Tuesday, December 1, 2015

30 days of Gratitude: Day 1. Remembrance.

A year later, I step back to this space. Jote's 30 Days  always makes me think, and I love seeing how the idea has spread amongst my friends.  I let this blog founder for the year, despite so many stories to tell.

But this... I could do this project on instagram, or even Facebook, but I like separating it a little from the fleeting nature of those forums. Even if this is neglected, less written in, less read... it's also a little more present.

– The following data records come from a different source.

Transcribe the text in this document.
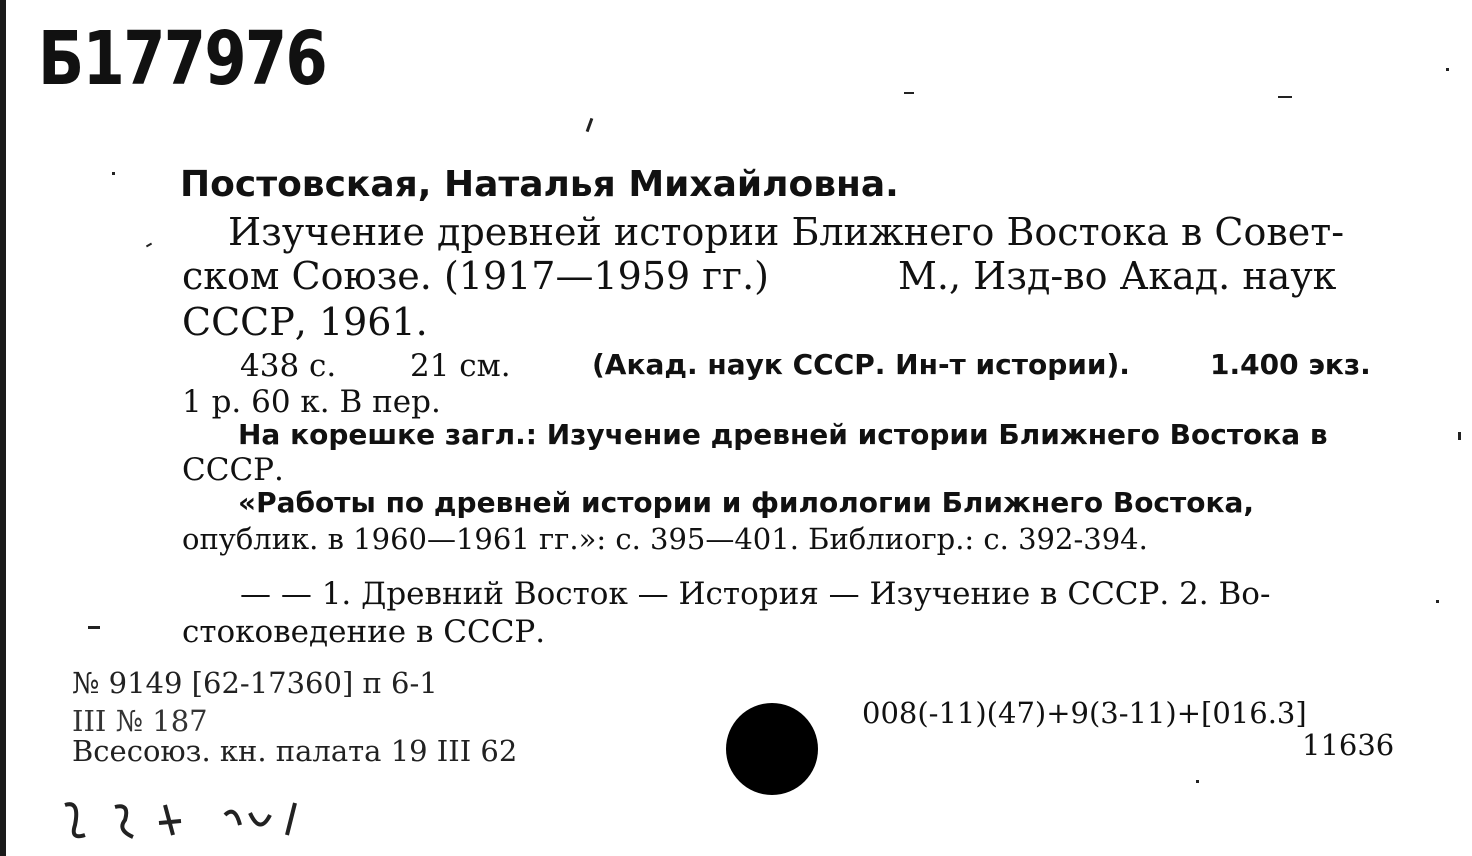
Б177976
Постовская, Наталья Михайловна.
Изучение древней истории Ближнего Востока в Совет-
ском Союзе. (1917—1959 гг.)	М., Изд-во Акад. наук
СССР, 1961.
438 с. 21 см.	(Акад. наук СССР. Ин-т истории).	1.400 экз.
1 р. 60 к. В пер.
На корешке загл.: Изучение древней истории Ближнего Востока в
СССР.
«Работы по древней истории и филологии Ближнего Востока,
опублик. в 1960—1961 гг.»: с. 395—401. Библиогр.: с. 392-394.
— — 1. Древний Восток — История — Изучение в СССР. 2. Во-
стоковедение в СССР.
№ 9149 [62-17360] п 6-1
III № 187
Всесоюз. кн. палата 19 III 62
008(-11)(47)+9(3-11)+[016.3]
11636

Today's World AIDS Day, and it breaks my heart that we need such a designation.  We've come so far.  It's not like the bleak early days when it was "the gay plague", not like the late years of high school and early college days when it felt like friends and friends of friends were dying too often, too quickly, too young. But just because it's not ... I was about to say, because it's not in my current circle of friends, family and acquaintances... but now, it's so much more manageable that it may well still be present and just not really discussed.

More manageable. Still deadly. Still heartbreaking. It's a day that I remember those young lives cut short, those fresh faces of my own youth, and applaud the people who remain activists in some form or another.

And it's for them, and for the remembrances, that I'm grateful on this first day of December.

Monday, December 22, 2014

gratitude, day 22.

That I am married to the kind of guy who will share his umbrella with a stranger at the bus stop.